In Grafana, Loki isn’t just for log visualization anymore. Now there’s a simple way to use a Loki datasource as a metric datasource in your graphs.
This used to require a hack to make it work – adding Loki as a Prometheus datasource – and the process was very tedious. But Grafana v6.6 integrates Loki even better than before. As a result, right out of the box you can create very nice dashboards about your logs, and mix them with your dashboards about metrics.
Why use Loki as a metric datasource at all? For one thing, it’s great for when your application is not instrumented with metrics. Usually metric instrumentation requires you to change the code and you may not always have access to that, so you can just use your logs to start building dashboards.
Before you begin, you need to get your data into Loki. This video explains how:
How to use a Loki datasource as a metric datasource
Step 1: Choose a visualization.欧洲杯投注软件 Graph, Gauge, Bar Gauge, and Stat all work for this (Single Stat does not).
Step 2: Choose a query. Before, the only possibility was a Prometheus datasource using Loki, but now you can simply select a Loki datasource.
Step 3: Write your metric query. Find a guide to LogQL metric queries . For the interval, you can choose one that is fixed or the
$__interval欧洲杯投注软件 Grafana variable. (This has the advantage of using the .)

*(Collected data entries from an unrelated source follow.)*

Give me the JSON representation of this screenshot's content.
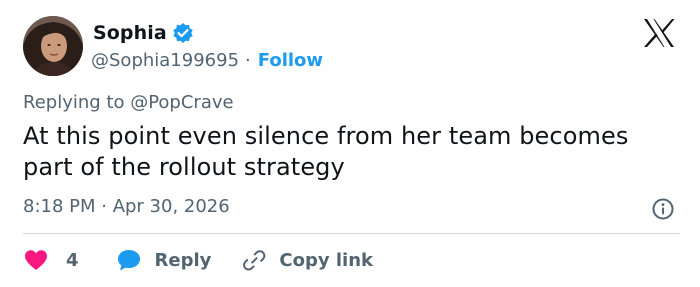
{
  "author": {
    "display_name": "Sophia",
    "handle": "@Sophia199695",
    "separator": "·",
    "follow_label": "Follow",
    "verified": true
  },
  "platform_icon": "x-logo-icon",
  "replying_to": "Replying to @PopCrave",
  "body": "At this point even silence from her team becomes part of the rollout strategy",
  "timestamp": "8:18 PM · Apr 30, 2026",
  "actions": {
    "likes": {
      "icon": "heart-icon",
      "count": "4"
    },
    "reply": {
      "icon": "speech-bubble-icon",
      "label": "Reply"
    },
    "copy_link": {
      "icon": "link-icon",
      "label": "Copy link"
    }
  },
  "colors": {
    "accent": "#1d9bf0",
    "like": "#f91880",
    "text": "#0f1419",
    "muted": "#536471",
    "divider": "#cfd9de"
  }
}
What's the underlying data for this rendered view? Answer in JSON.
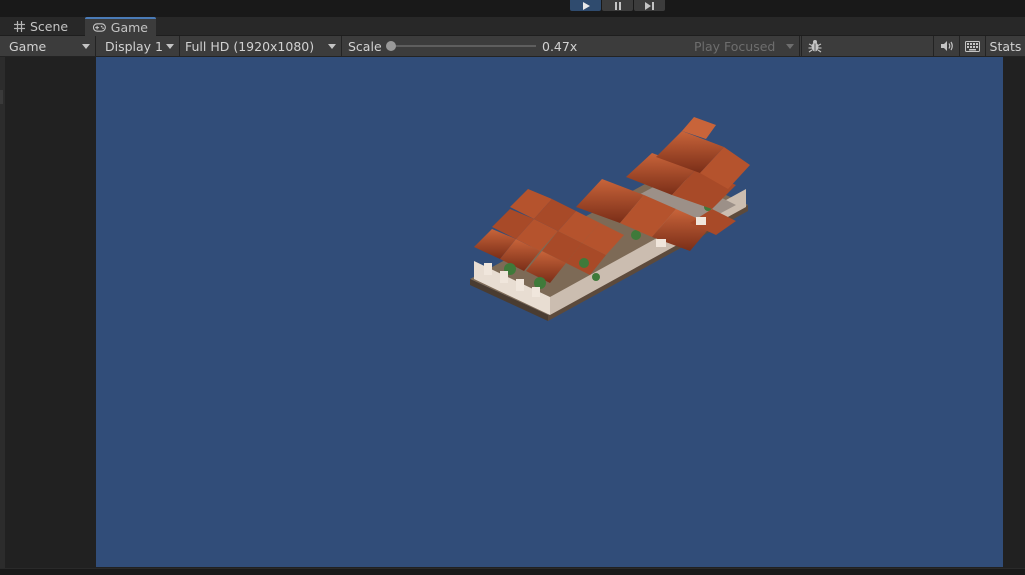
{
  "tabs": {
    "scene": {
      "label": "Scene",
      "icon": "grid-icon"
    },
    "game": {
      "label": "Game",
      "icon": "gamepad-icon",
      "active": true
    }
  },
  "play_controls": {
    "play": {
      "icon": "play-icon",
      "active": true
    },
    "pause": {
      "icon": "pause-icon"
    },
    "step": {
      "icon": "step-icon"
    }
  },
  "toolbar": {
    "view_mode": "Game",
    "display": "Display 1",
    "resolution": "Full HD (1920x1080)",
    "scale_label": "Scale",
    "scale_value": "0.47x",
    "scale_fraction": 0.0,
    "play_mode": "Play Focused",
    "debug_icon": "bug-icon",
    "mute_icon": "speaker-icon",
    "shortcuts_icon": "keyboard-icon",
    "stats_label": "Stats"
  },
  "colors": {
    "accent": "#4a7bb7",
    "game_background": "#314d79",
    "editor_background": "#191919",
    "panel": "#3c3c3c"
  }
}
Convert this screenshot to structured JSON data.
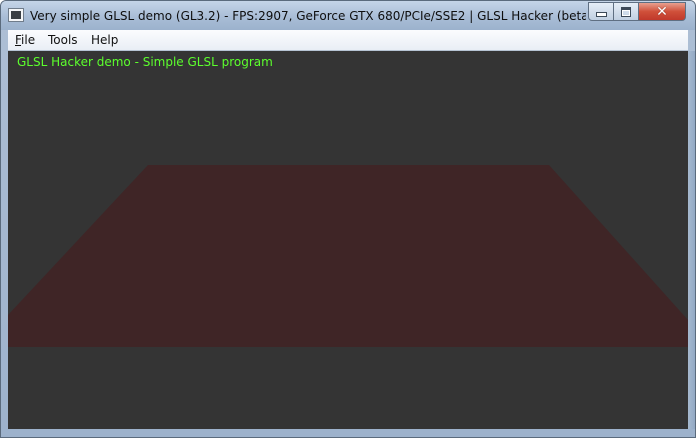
{
  "window": {
    "title": "Very simple GLSL demo (GL3.2) - FPS:2907, GeForce GTX 680/PCIe/SSE2 | GLSL Hacker (beta) (Windows...",
    "controls": {
      "minimize_icon": "minimize-icon",
      "maximize_icon": "maximize-icon",
      "close_icon": "close-icon",
      "close_glyph": "✕"
    }
  },
  "menu": {
    "file_first": "F",
    "file_rest": "ile",
    "tools": "Tools",
    "help": "Help"
  },
  "viewport": {
    "overlay_text": "GLSL Hacker demo - Simple GLSL program",
    "background_color": "#343434",
    "shape_color": "#3f2526",
    "overlay_color": "#5cff2d"
  }
}
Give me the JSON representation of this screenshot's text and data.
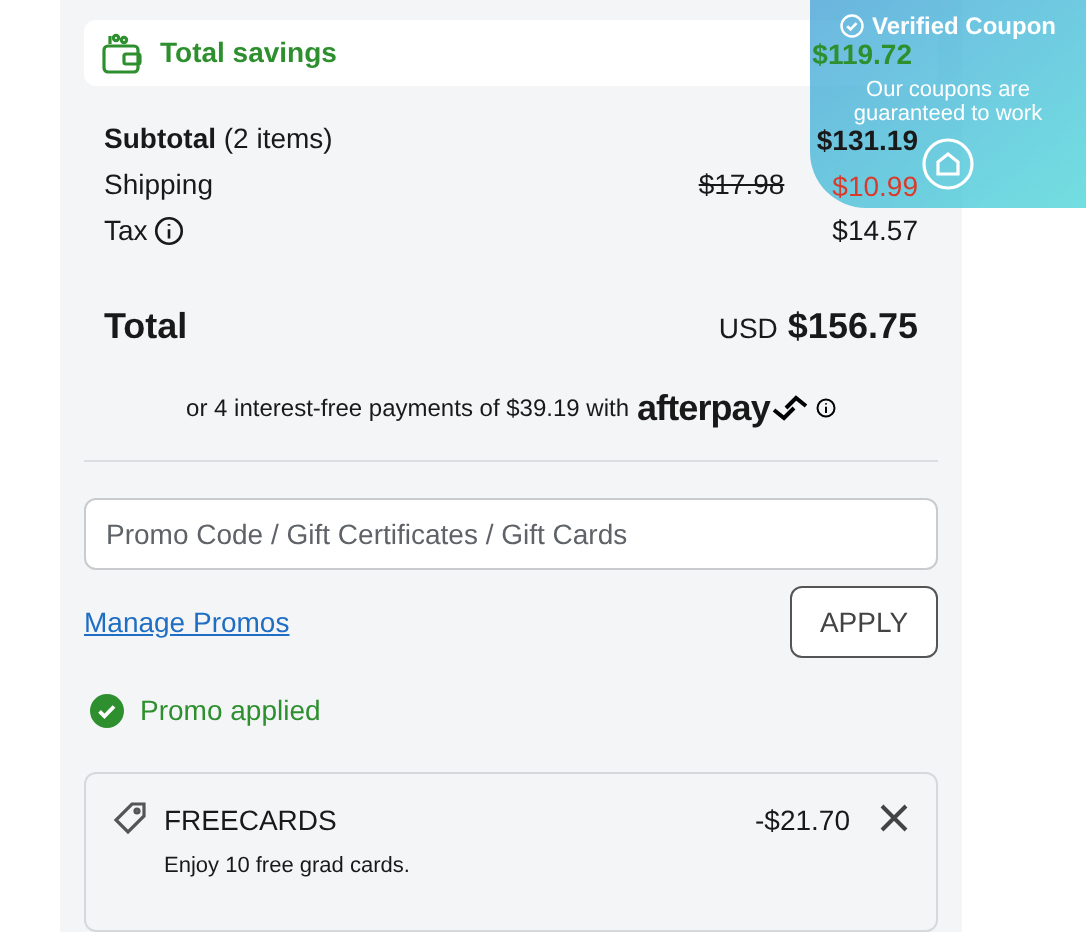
{
  "savings": {
    "label": "Total savings",
    "amount": "$119.72"
  },
  "summary": {
    "subtotal": {
      "label": "Subtotal",
      "count": "(2 items)",
      "amount": "$131.19"
    },
    "shipping": {
      "label": "Shipping",
      "original": "$17.98",
      "amount": "$10.99"
    },
    "tax": {
      "label": "Tax",
      "amount": "$14.57"
    }
  },
  "total": {
    "label": "Total",
    "currency": "USD",
    "amount": "$156.75"
  },
  "installments": {
    "text": "or 4 interest-free payments of $39.19 with",
    "brand": "afterpay"
  },
  "promo_field": {
    "placeholder": "Promo Code / Gift Certificates / Gift Cards"
  },
  "manage_link": "Manage Promos",
  "apply_button": "APPLY",
  "promo_status": "Promo applied",
  "applied_promos": [
    {
      "code": "FREECARDS",
      "description": "Enjoy 10 free grad cards.",
      "amount": "-$21.70"
    }
  ],
  "coupon_overlay": {
    "title": "Verified Coupon",
    "text": "Our coupons are guaranteed to work"
  }
}
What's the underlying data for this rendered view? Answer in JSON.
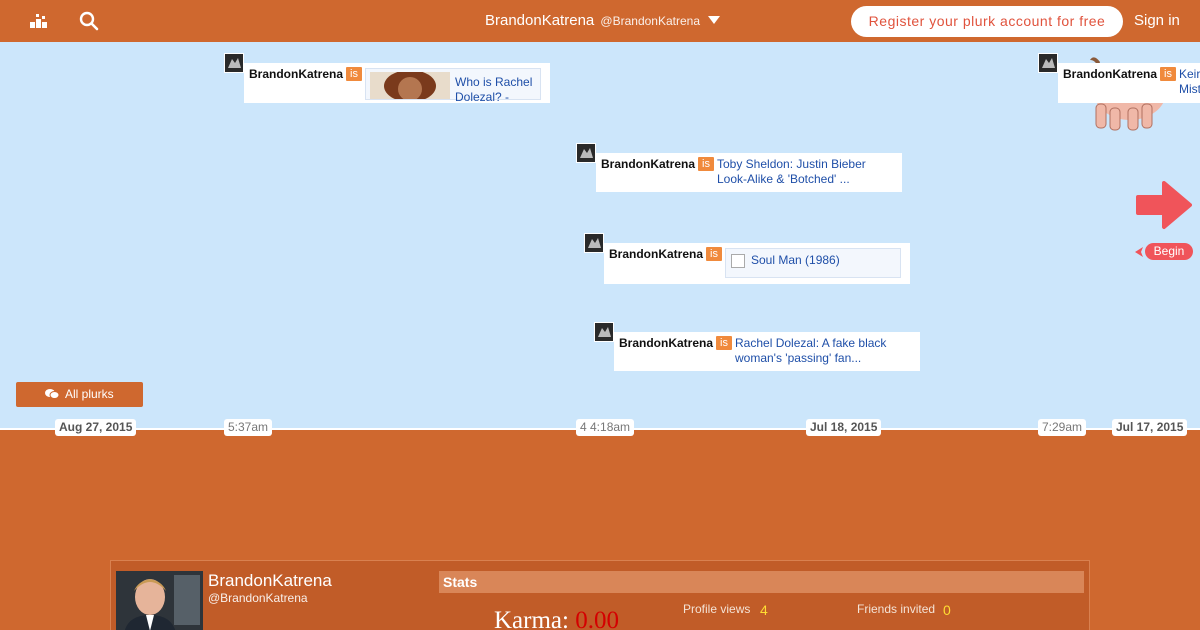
{
  "topbar": {
    "user_name": "BrandonKatrena",
    "user_handle": "@BrandonKatrena",
    "register_label": "Register your plurk account for free",
    "signin_label": "Sign in"
  },
  "plurks": [
    {
      "author": "BrandonKatrena",
      "qualifier": "is",
      "text": "Who is Rachel Dolezal? -"
    },
    {
      "author": "BrandonKatrena",
      "qualifier": "is",
      "text": "Toby Sheldon: Justin Bieber Look-Alike & 'Botched' ..."
    },
    {
      "author": "BrandonKatrena",
      "qualifier": "is",
      "text": "Soul Man (1986)"
    },
    {
      "author": "BrandonKatrena",
      "qualifier": "is",
      "text": "Rachel Dolezal: A fake black woman's 'passing' fan..."
    },
    {
      "author": "BrandonKatrena",
      "qualifier": "is",
      "text": "Keir Mist"
    }
  ],
  "controls": {
    "all_plurks_label": "All plurks",
    "begin_label": "Begin"
  },
  "axis": {
    "ticks": [
      "Aug 27, 2015",
      "5:37am",
      "4 4:18am",
      "Jul 18, 2015",
      "7:29am",
      "Jul 17, 2015"
    ]
  },
  "profile": {
    "name": "BrandonKatrena",
    "handle": "@BrandonKatrena",
    "stats_title": "Stats",
    "karma_label": "Karma:",
    "karma_value": "0.00",
    "profile_views_label": "Profile views",
    "profile_views_value": "4",
    "friends_invited_label": "Friends invited",
    "friends_invited_value": "0"
  },
  "colors": {
    "brand_orange": "#cf682f",
    "timeline_bg": "#cce6fb",
    "register_text": "#e0533d",
    "begin_red": "#f0545a",
    "karma_red": "#d40000",
    "stat_yellow": "#ffdd33"
  }
}
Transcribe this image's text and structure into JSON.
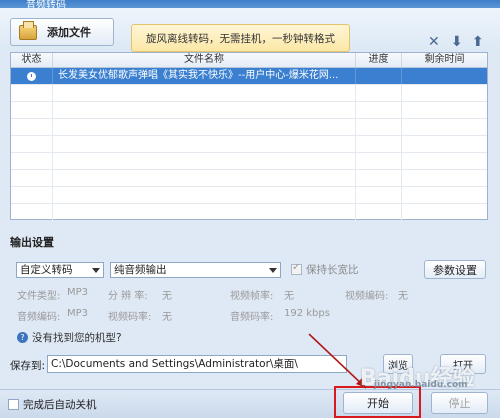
{
  "window": {
    "title": "音频转码"
  },
  "toolbar": {
    "add_file_label": "添加文件",
    "promo_text": "旋风离线转码，无需挂机，一秒钟转格式",
    "icons": [
      "close-icon",
      "move-down-icon",
      "move-up-icon"
    ]
  },
  "grid": {
    "headers": {
      "status": "状态",
      "file_name": "文件名称",
      "progress": "进度",
      "remaining": "剩余时间"
    },
    "rows": [
      {
        "status_icon": "clock-icon",
        "file_name": "长发美女优郁歌声弹唱《其实我不快乐》--用户中心-爆米花网...",
        "progress": "",
        "remaining": ""
      }
    ]
  },
  "output": {
    "section_title": "输出设置",
    "preset": "自定义转码",
    "mode": "纯音频输出",
    "keep_ratio_label": "保持长宽比",
    "param_button": "参数设置",
    "info": {
      "file_type_label": "文件类型:",
      "file_type_value": "MP3",
      "resolution_label": "分 辨 率:",
      "resolution_value": "无",
      "video_fps_label": "视频帧率:",
      "video_fps_value": "无",
      "video_codec_label": "视频编码:",
      "video_codec_value": "无",
      "audio_codec_label": "音频编码:",
      "audio_codec_value": "MP3",
      "video_bitrate_label": "视频码率:",
      "video_bitrate_value": "无",
      "audio_bitrate_label": "音频码率:",
      "audio_bitrate_value": "192 kbps"
    },
    "help_link": "没有找到您的机型?"
  },
  "save": {
    "label": "保存到:",
    "path": "C:\\Documents and Settings\\Administrator\\桌面\\",
    "browse_label": "浏览",
    "open_label": "打开"
  },
  "bottom": {
    "auto_shutdown_label": "完成后自动关机",
    "start_label": "开始",
    "stop_label": "停止"
  },
  "watermark": {
    "main": "Baidu经验",
    "sub": "jingyan.baidu.com"
  },
  "colors": {
    "selection": "#3a7fd0",
    "highlight_box": "#d9191c",
    "promo_bg": "#fbe7a6"
  }
}
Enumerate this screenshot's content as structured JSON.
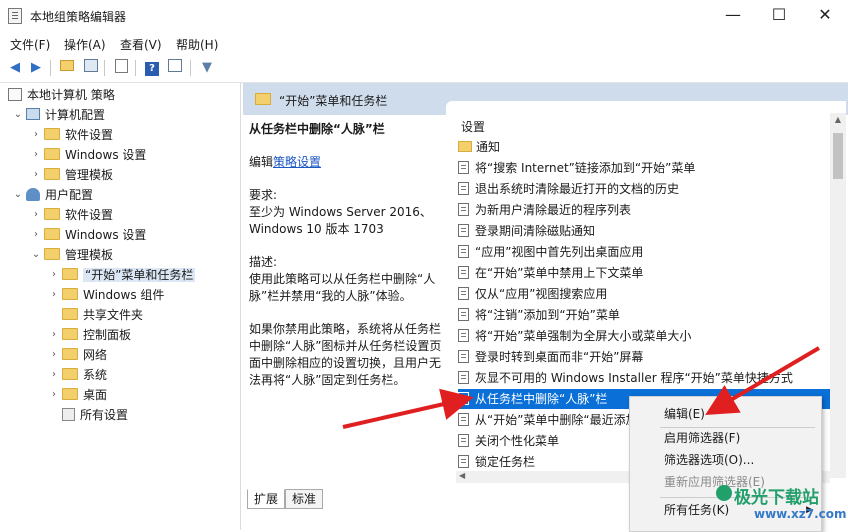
{
  "window": {
    "title": "本地组策略编辑器",
    "minimize_glyph": "—",
    "maximize_glyph": "☐",
    "close_glyph": "✕"
  },
  "menu": [
    "文件(F)",
    "操作(A)",
    "查看(V)",
    "帮助(H)"
  ],
  "toolbar": {
    "icons": [
      "back-icon",
      "forward-icon",
      "up-folder-icon",
      "show-tree-icon",
      "export-icon",
      "help-icon",
      "properties-icon",
      "filter-icon"
    ]
  },
  "tree": {
    "root": "本地计算机 策略",
    "computer": "计算机配置",
    "computer_children": [
      "软件设置",
      "Windows 设置",
      "管理模板"
    ],
    "user": "用户配置",
    "user_children": [
      "软件设置",
      "Windows 设置",
      "管理模板"
    ],
    "admin_children": [
      "“开始”菜单和任务栏",
      "Windows 组件",
      "共享文件夹",
      "控制面板",
      "网络",
      "系统",
      "桌面",
      "所有设置"
    ]
  },
  "right_header": {
    "title": "“开始”菜单和任务栏"
  },
  "description": {
    "heading": "从任务栏中删除“人脉”栏",
    "edit_prefix": "编辑",
    "edit_link": "策略设置",
    "requirements_label": "要求:",
    "requirements_text": "至少为 Windows Server 2016、Windows 10 版本 1703",
    "desc_label": "描述:",
    "desc_text": "使用此策略可以从任务栏中删除“人脉”栏并禁用“我的人脉”体验。",
    "extra_text": "如果你禁用此策略，系统将从任务栏中删除“人脉”图标并从任务栏设置页面中删除相应的设置切换，且用户无法再将“人脉”固定到任务栏。"
  },
  "settings_list": {
    "header": "设置",
    "folder_item": "通知",
    "items": [
      "将“搜索 Internet”链接添加到“开始”菜单",
      "退出系统时清除最近打开的文档的历史",
      "为新用户清除最近的程序列表",
      "登录期间清除磁贴通知",
      "“应用”视图中首先列出桌面应用",
      "在“开始”菜单中禁用上下文菜单",
      "仅从“应用”视图搜索应用",
      "将“注销”添加到“开始”菜单",
      "将“开始”菜单强制为全屏大小或菜单大小",
      "登录时转到桌面而非“开始”屏幕",
      "灰显不可用的 Windows Installer 程序“开始”菜单快捷方式",
      "从任务栏中删除“人脉”栏",
      "从“开始”菜单中删除“最近添加”",
      "关闭个性化菜单",
      "锁定任务栏"
    ]
  },
  "tabs": [
    "扩展",
    "标准"
  ],
  "context_menu": {
    "edit": "编辑(E)",
    "enable_filter": "启用筛选器(F)",
    "filter_options": "筛选器选项(O)...",
    "reapply_filter": "重新应用筛选器(E)",
    "all_tasks": "所有任务(K)"
  },
  "watermark": {
    "name": "极光下载站",
    "url": "www.xz7.com"
  },
  "colors": {
    "selection": "#0a6fd6",
    "header_band": "#cfdcec",
    "annotation_arrow": "#e02020"
  }
}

And what you’re able to create is something like this:
欧洲杯投注软件The top two graphs were created using Loki as a metric datasource, and the bottom is a typical Loki Log Panel.
And that’s it! You have an application dashboard made only with logs.
Want to learn more about Loki?
Sign up for our Intro to Loki webinar scheduled for April 22 at 9:30am PT/16:30 UTC. The agenda includes an overview of how Loki works, basic configs and setup to run Loki and test it out, how to use Loki from Grafana, an introduction to querying, and a Q&A with me and my fellow Loki team member Ed Welch.